ここからは、夏に釣ることのできる魚で、釣り人から人気の高い魚を紹介していきます。
夏に堤防やサーフから狙えるマゴチ
マゴチは夏に釣れる魚の代表格です。夏場に釣れるマゴチは照りゴチとも呼ばれ、食味が抜群に良く、多くの釣り人から高い人気を得ています。
マゴチは堤防やサーフ(砂浜)から、ルアーフィッシングや泳がせ釣りで狙えます。特に近年ではジグヘッドとワームを使用したルアーフィッシングの人気が高く、手軽にできることから入門者からも人気です。泳がせ釣りではハゼをエサにした釣りが一般的で、ハゼをつけた仕掛けを軽く投げて狙います。
マゴチは薄造りや唐揚げとの相性が最高によく、酒のあてとしても非常におすすめ。特に薄造りはフグの薄造りにも劣らないことから、テッサ並みと高い評価を得ています。
夏に磯から狙える人気急上昇のアカハタ
近年ハタ類の生息域が広がり、各地で釣果が聞かれるようになりました。

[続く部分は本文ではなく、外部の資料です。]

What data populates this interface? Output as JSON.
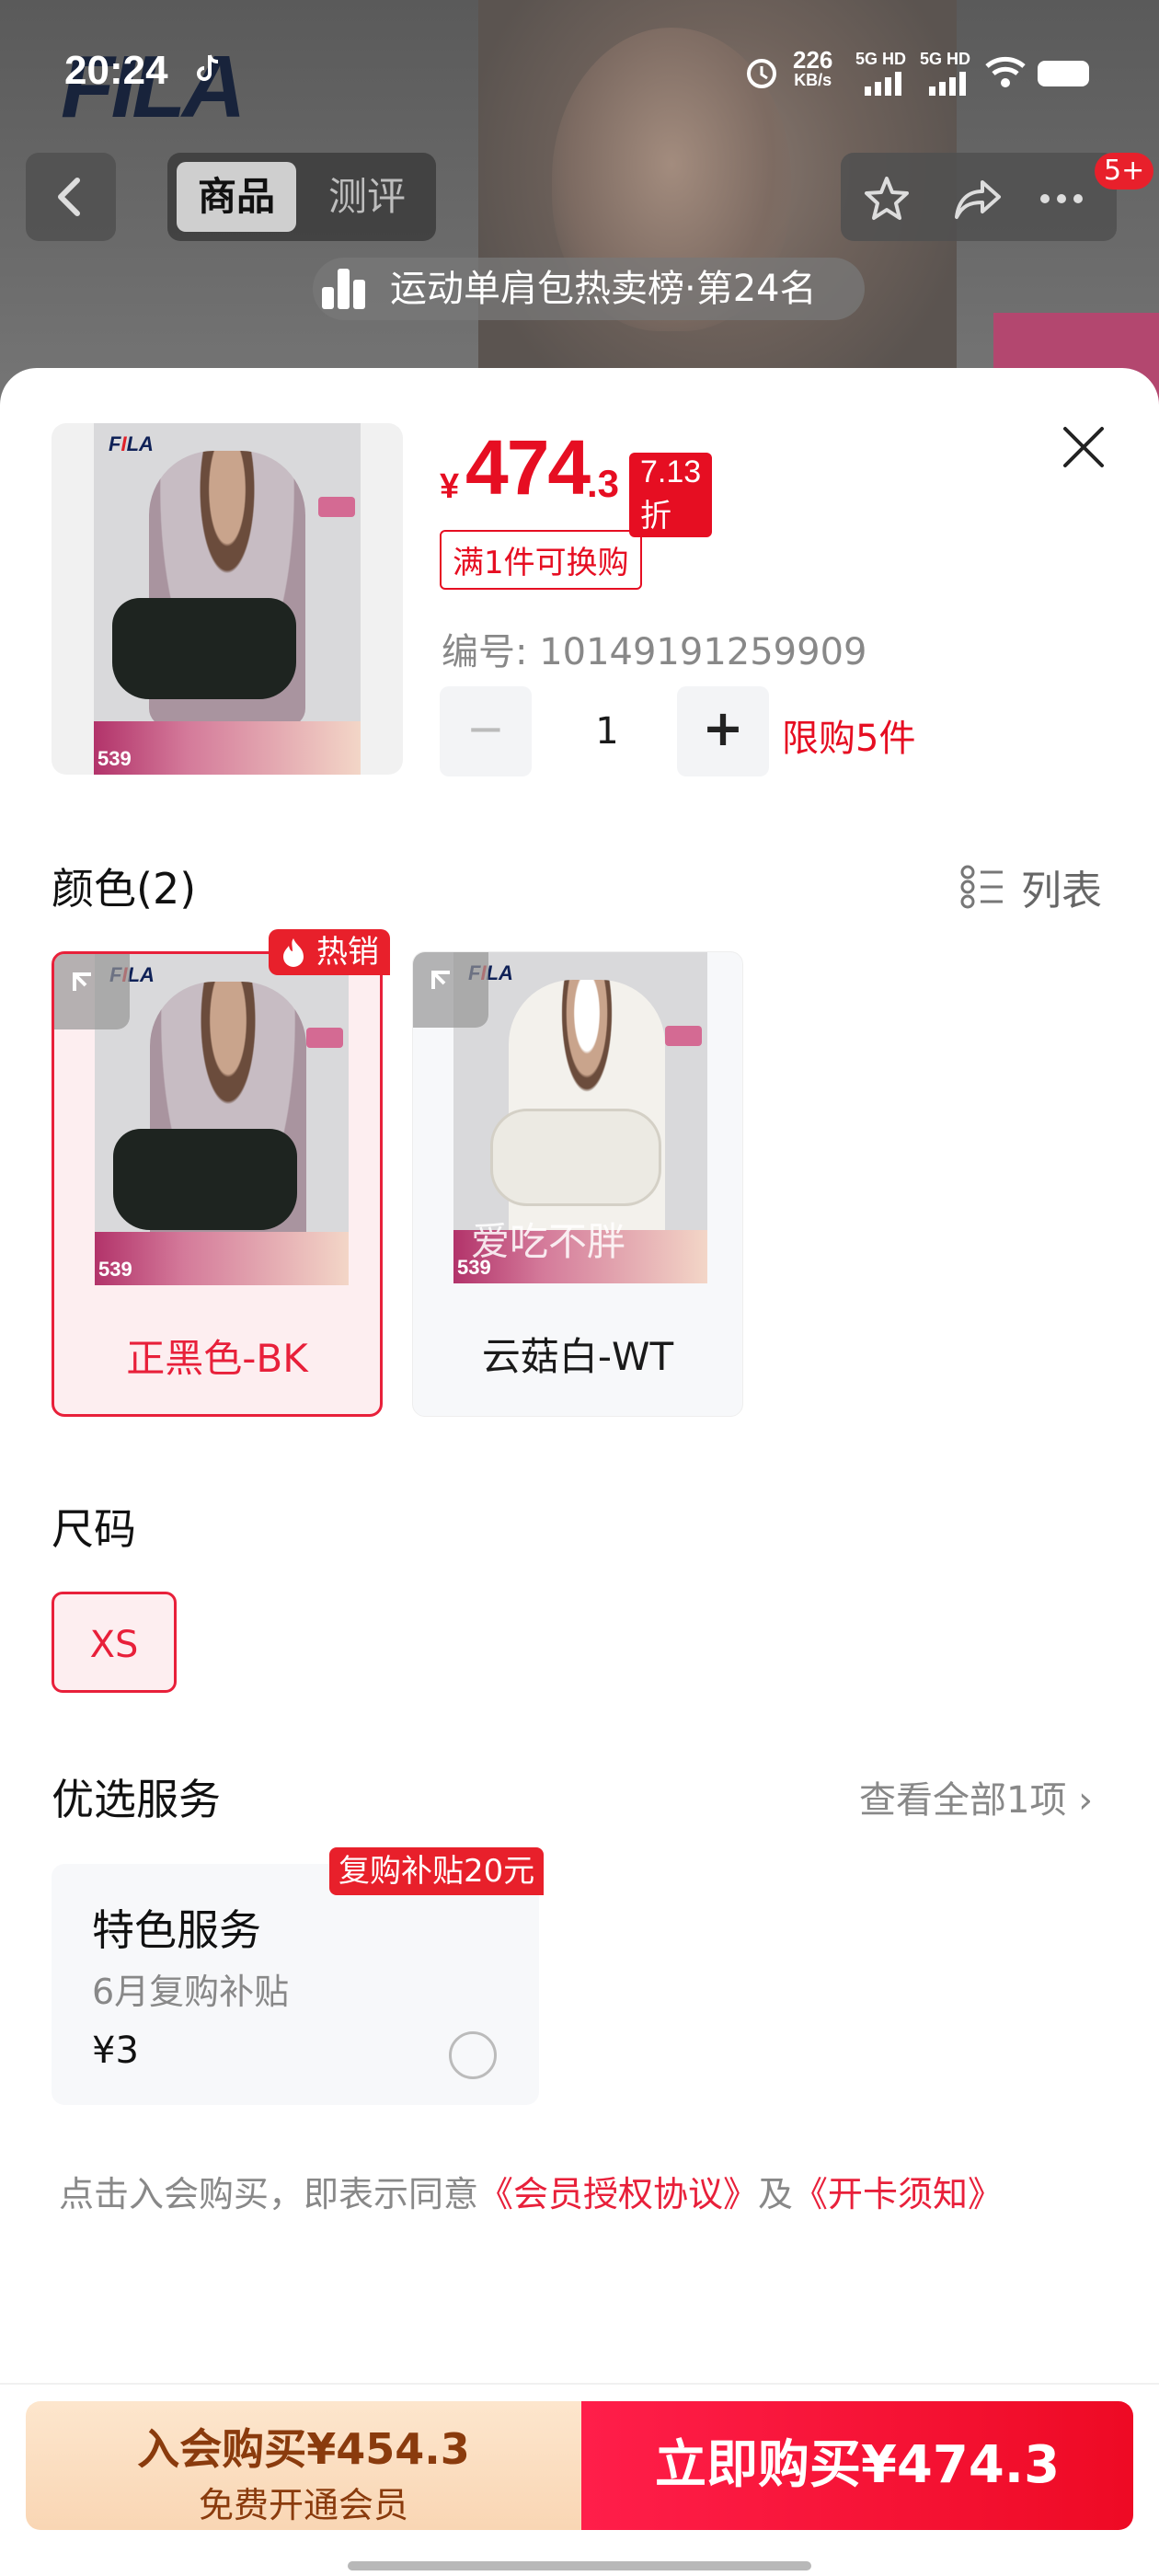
{
  "status_bar": {
    "time": "20:24",
    "speed_value": "226",
    "speed_unit": "KB/s",
    "signal1": "5G HD",
    "signal2": "5G HD"
  },
  "background": {
    "brand_logo": "FILA",
    "tabs": [
      {
        "label": "商品"
      },
      {
        "label": "测评"
      }
    ],
    "cart_badge": "5+",
    "rank_text": "运动单肩包热卖榜·第24名"
  },
  "product": {
    "currency": "¥",
    "price_int": "474",
    "price_dec": ".3",
    "discount": "7.13折",
    "exchange_tag": "满1件可换购",
    "code": "编号: 10149191259909",
    "quantity": "1",
    "limit": "限购5件",
    "thumb_price": "539"
  },
  "color_section": {
    "title": "颜色(2)",
    "list_label": "列表",
    "options": [
      {
        "label": "正黑色-BK",
        "selected": true,
        "image_price": "539"
      },
      {
        "label": "云菇白-WT",
        "selected": false,
        "image_price": "539"
      }
    ],
    "hot_tag": "热销",
    "watermark": "爱吃不胖"
  },
  "size_section": {
    "title": "尺码",
    "options": [
      {
        "label": "XS",
        "selected": true
      }
    ]
  },
  "service_section": {
    "title": "优选服务",
    "view_all": "查看全部1项 ›",
    "card": {
      "tag": "复购补贴20元",
      "name": "特色服务",
      "subtitle": "6月复购补贴",
      "price": "¥3",
      "selected": false
    }
  },
  "agreement": {
    "prefix": "点击入会购买，即表示同意",
    "link1": "《会员授权协议》",
    "mid": "及",
    "link2": "《开卡须知》"
  },
  "bottom_bar": {
    "member_line1": "入会购买¥454.3",
    "member_line2": "免费开通会员",
    "buy_now": "立即购买¥474.3"
  },
  "colors": {
    "accent_red": "#e60e22",
    "member_bg": "#fde6cd",
    "member_text": "#8a3b0d"
  }
}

なかでもアカハタは人気が高くなっているターゲットで、多くの釣り人がこぞって狙っています。
アカハタは磯や堤防、ゴロタで狙えるターゲットで、エサ釣りからルアーフィッシングまで幅広い釣り方を楽しめます。エサで狙う場合はブラクリ仕掛けに鯖の切り身を使用するのがおすすめ。ルアーで狙う場合はテキサスリグと呼ばれるリグが有効で、根がかりを避けて岩礁帯にいるアカハタを効率よく狙えます。

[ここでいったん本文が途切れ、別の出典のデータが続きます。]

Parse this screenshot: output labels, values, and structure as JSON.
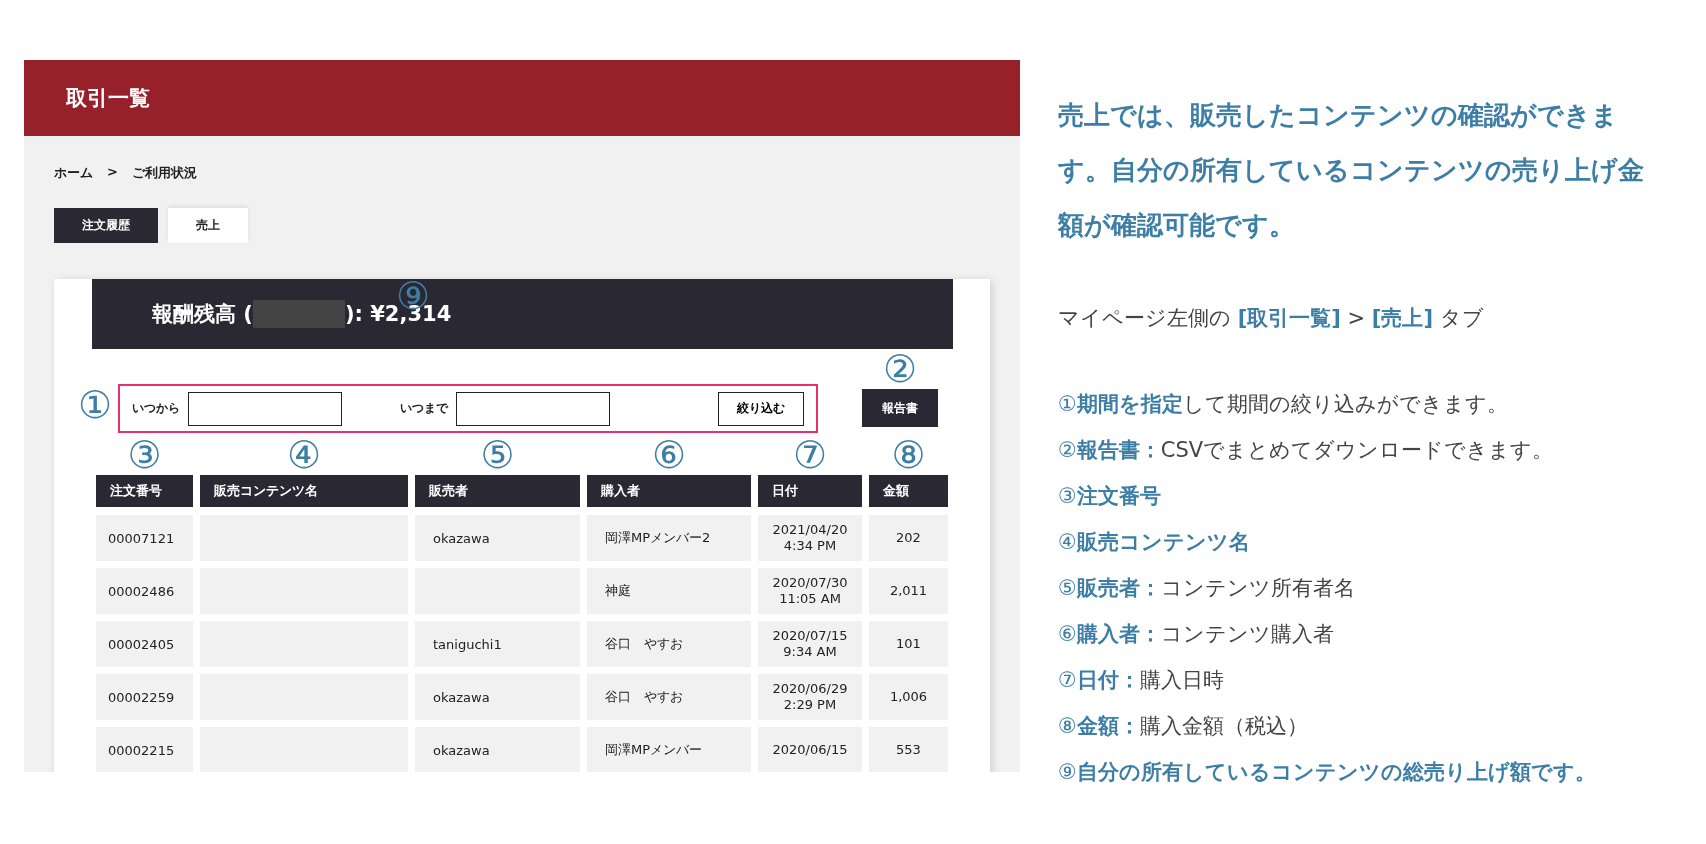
{
  "panel": {
    "title": "取引一覧",
    "breadcrumb": [
      "ホーム",
      ">",
      "ご利用状況"
    ],
    "tabs": [
      {
        "label": "注文履歴",
        "selected": false
      },
      {
        "label": "売上",
        "selected": true
      }
    ],
    "balance": {
      "marker": "⑨",
      "prefix": "報酬残高 (",
      "suffix": "): ¥2,314"
    },
    "filter": {
      "marker": "①",
      "from_label": "いつから",
      "to_label": "いつまで",
      "button": "絞り込む"
    },
    "report": {
      "marker": "②",
      "button": "報告書"
    },
    "table": {
      "columns": [
        {
          "marker": "③",
          "label": "注文番号"
        },
        {
          "marker": "④",
          "label": "販売コンテンツ名"
        },
        {
          "marker": "⑤",
          "label": "販売者"
        },
        {
          "marker": "⑥",
          "label": "購入者"
        },
        {
          "marker": "⑦",
          "label": "日付"
        },
        {
          "marker": "⑧",
          "label": "金額"
        }
      ],
      "rows": [
        {
          "order_no": "00007121",
          "seller": "okazawa",
          "buyer": "岡澤MPメンバー2",
          "date": "2021/04/20",
          "time": "4:34 PM",
          "amount": "202"
        },
        {
          "order_no": "00002486",
          "buyer": "神庭",
          "date": "2020/07/30",
          "time": "11:05 AM",
          "amount": "2,011"
        },
        {
          "order_no": "00002405",
          "seller": "taniguchi1",
          "buyer": "谷口　やすお",
          "date": "2020/07/15",
          "time": "9:34 AM",
          "amount": "101"
        },
        {
          "order_no": "00002259",
          "seller": "okazawa",
          "buyer": "谷口　やすお",
          "date": "2020/06/29",
          "time": "2:29 PM",
          "amount": "1,006"
        },
        {
          "order_no": "00002215",
          "seller": "okazawa",
          "buyer": "岡澤MPメンバー",
          "date": "2020/06/15",
          "amount": "553"
        }
      ]
    }
  },
  "explanation": {
    "heading": "売上では、販売したコンテンツの確認ができます。自分の所有しているコンテンツの売り上げ金額が確認可能です。",
    "path": "マイページ左側の **[取引一覧]** > **[売上]** タブ",
    "items": [
      {
        "marker": "①",
        "term": "期間を指定",
        "text": "して期間の絞り込みができます。"
      },
      {
        "marker": "②",
        "term": "報告書：",
        "text": "CSVでまとめてダウンロードできます。"
      },
      {
        "marker": "③",
        "term": "注文番号"
      },
      {
        "marker": "④",
        "term": "販売コンテンツ名"
      },
      {
        "marker": "⑤",
        "term": "販売者：",
        "text": "コンテンツ所有者名"
      },
      {
        "marker": "⑥",
        "term": "購入者：",
        "text": "コンテンツ購入者"
      },
      {
        "marker": "⑦",
        "term": "日付：",
        "text": "購入日時"
      },
      {
        "marker": "⑧",
        "term": "金額：",
        "text": "購入金額（税込）"
      },
      {
        "marker": "⑨",
        "term": "自分の所有しているコンテンツの総売り上げ額です。"
      }
    ]
  }
}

アカハタは淡白な白身で、中華蒸しや煮付け、しゃぶしゃぶにすると非常に美味です。骨や頭からは旨みたっぷりの出汁が取れるので、あら汁や鍋にしても美味しくいただけます。
夏の船から数釣りも楽しめるタチウオ
タチウオは夏場に旬を迎え、釣り人の間では夏タチとも呼ばれます。夏タチは小型が中心になるものの、数釣りが楽しめます。
タチウオは堤防からでも狙えますが、船釣りが多いです。天秤仕掛けに鯖の切り身をセットして狙う定番の釣り方と、近年流行しているテンヤを用いた釣り方があります。テンヤには頭を落としたイワシをセットします。テンヤでのタチウオ釣りは、大型にターゲットを絞りやすいところが魅力的です。
タチウオは刺身や炙り、塩焼きといった定番料理以外にも蒲焼や南蛮漬けもおすすめ。タチウオは小骨が多いので調理を避ける人もいますが、丁寧にさばくと骨をしっかりと取り除けます。
夏の渓流で狙えるイワナやヤマメ
夏の渓流では人気ターゲットのイワナやヤマメが狙えます。渓流での釣りは夏でも涼しく、釣りの楽しさと爽やかな気持ちよさを感じられます。
渓流でイワナやヤマメを狙うときは、ルアーでもエサでも有効ですが、釣果(ちょうか)を出したいときには、エサがおすすめです。エサを使用すると魚に違和感を与えにくく、より簡単に釣果を出せます。夏場は朝マズメや夕マズメに釣果が集中しやすいので、逃さないように釣行計画を立てましょう。
イワナやヤマメはシンプルに塩焼きや素揚げにして食べるのが美味です。小型のサイズが数多く釣れた場合は、南蛮漬けにすると美味しく食べられますよ。
夏に川やダムで狙えるブラックバス
淡水で楽しめるルアーフィッシングのメインターゲットになるブラックバスも、夏に釣れる魚です。水温が高くなる夏は、ブラックバスの活性が高くなり釣りやすくなるので、入門者でも十分に楽しめます。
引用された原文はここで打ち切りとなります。